Against this backdrop, three potential solutions emerge:
1. Plan ahead, using population data. Few outcomes within the realm of the social sciences can be projected with such a high degree of confidence as demographic change. Yes, there are notable differences in population projections 100 years out, but the differences are very small for the next 30 years, which is the period that really matters for policymaking. Countries must make more systematic efforts to collect population data, produce population projections and use those projections for policymaking. Had they done so in the past, current conditions of population ageing and decline would have come as no surprise and would hardly be seen as a “population bust” with potentially explosive implications. Countries must systematically consider demographic change in the formulation of development strategies, policies and programmes. Without knowledge of how many people exist, how old they are and where they live, and how population numbers, age structures and spatial distribution will change, countries will not be able to understand the current and future needs of their populations. Without demographic insights, evidence-based and people-centred policies will be questions of chance rather than design.
2. Build resilient institutions and societies.

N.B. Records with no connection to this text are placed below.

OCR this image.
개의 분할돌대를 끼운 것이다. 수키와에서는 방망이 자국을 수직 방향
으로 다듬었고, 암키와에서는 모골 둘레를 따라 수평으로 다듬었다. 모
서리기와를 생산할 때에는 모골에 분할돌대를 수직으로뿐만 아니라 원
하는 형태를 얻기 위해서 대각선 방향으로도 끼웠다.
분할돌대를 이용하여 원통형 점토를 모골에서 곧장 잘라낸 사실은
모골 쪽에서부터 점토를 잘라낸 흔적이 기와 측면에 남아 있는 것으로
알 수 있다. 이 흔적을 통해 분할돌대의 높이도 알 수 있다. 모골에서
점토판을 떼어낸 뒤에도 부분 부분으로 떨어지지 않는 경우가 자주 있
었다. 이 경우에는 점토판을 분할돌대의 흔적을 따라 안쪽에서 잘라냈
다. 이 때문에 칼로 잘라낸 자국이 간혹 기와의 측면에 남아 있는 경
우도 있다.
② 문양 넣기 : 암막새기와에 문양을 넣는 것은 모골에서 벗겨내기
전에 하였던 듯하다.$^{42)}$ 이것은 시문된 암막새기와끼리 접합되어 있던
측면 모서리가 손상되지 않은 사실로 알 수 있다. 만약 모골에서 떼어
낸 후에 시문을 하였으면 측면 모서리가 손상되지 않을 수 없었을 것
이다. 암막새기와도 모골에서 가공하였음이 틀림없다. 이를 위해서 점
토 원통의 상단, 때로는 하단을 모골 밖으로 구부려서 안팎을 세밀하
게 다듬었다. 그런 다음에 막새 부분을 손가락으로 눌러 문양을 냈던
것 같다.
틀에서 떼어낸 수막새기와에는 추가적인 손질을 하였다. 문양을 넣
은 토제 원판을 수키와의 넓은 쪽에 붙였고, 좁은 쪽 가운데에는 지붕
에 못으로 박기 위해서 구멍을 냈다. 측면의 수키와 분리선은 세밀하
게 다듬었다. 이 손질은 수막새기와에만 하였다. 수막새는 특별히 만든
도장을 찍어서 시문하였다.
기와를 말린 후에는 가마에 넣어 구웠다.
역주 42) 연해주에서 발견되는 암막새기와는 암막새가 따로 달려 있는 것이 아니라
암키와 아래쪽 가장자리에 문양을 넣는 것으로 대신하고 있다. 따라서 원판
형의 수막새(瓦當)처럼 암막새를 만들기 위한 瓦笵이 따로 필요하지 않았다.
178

Countries need to consider and plan for future demographic changes and build institutions and societies that are resilient to and can thrive amid these demographic changes. Rather than focusing efforts on changing population numbers to meet the needs of economic systems, for example, countries should create economic systems that meet the needs of the population.
3. Pursue people-centred population policies. Instead of top-down population policies that focus on ill-defined and illusive demographic targets, countries should pursue people-centred population policies. Such policies would focus on empowering people to achieve their reproductive aspirations through the realization of sexual and reproductive health and rights, and support rather than undermine fundamental human rights more broadly. In many of the poorest countries, such policies would contribute to lower fertility rates and decelerate population growth; in others, they would contribute to higher fertility levels and arrest population decline. The only feasible and acceptable way to shape demographic change is through the empowerment of people.
To harness the power of 8 billion people it will be necessary to look beyond the aggregate and empower 8 billion individuals. This challenge has gotten bigger, however, in the wake of the COVID-19 pandemic. Based on research conducted by the World Bank, Oxfam has estimated that, in 2022, the number of people living in extreme poverty will be more than a quarter billion higher than would have otherwise been the case, amounting to 860 million. To date, millions of people continue to live in poverty and suffer from hunger, do not have access to health care or social protection, do not have decent work, and are unable to achieve primary and secondary education. Millions of women, in particular, lack equal opportunities. The world must stand as one and redouble its efforts to implement the 2030 Agenda and ensure progress towards the SDGs—it is the only way to realize the power of 8 billion people.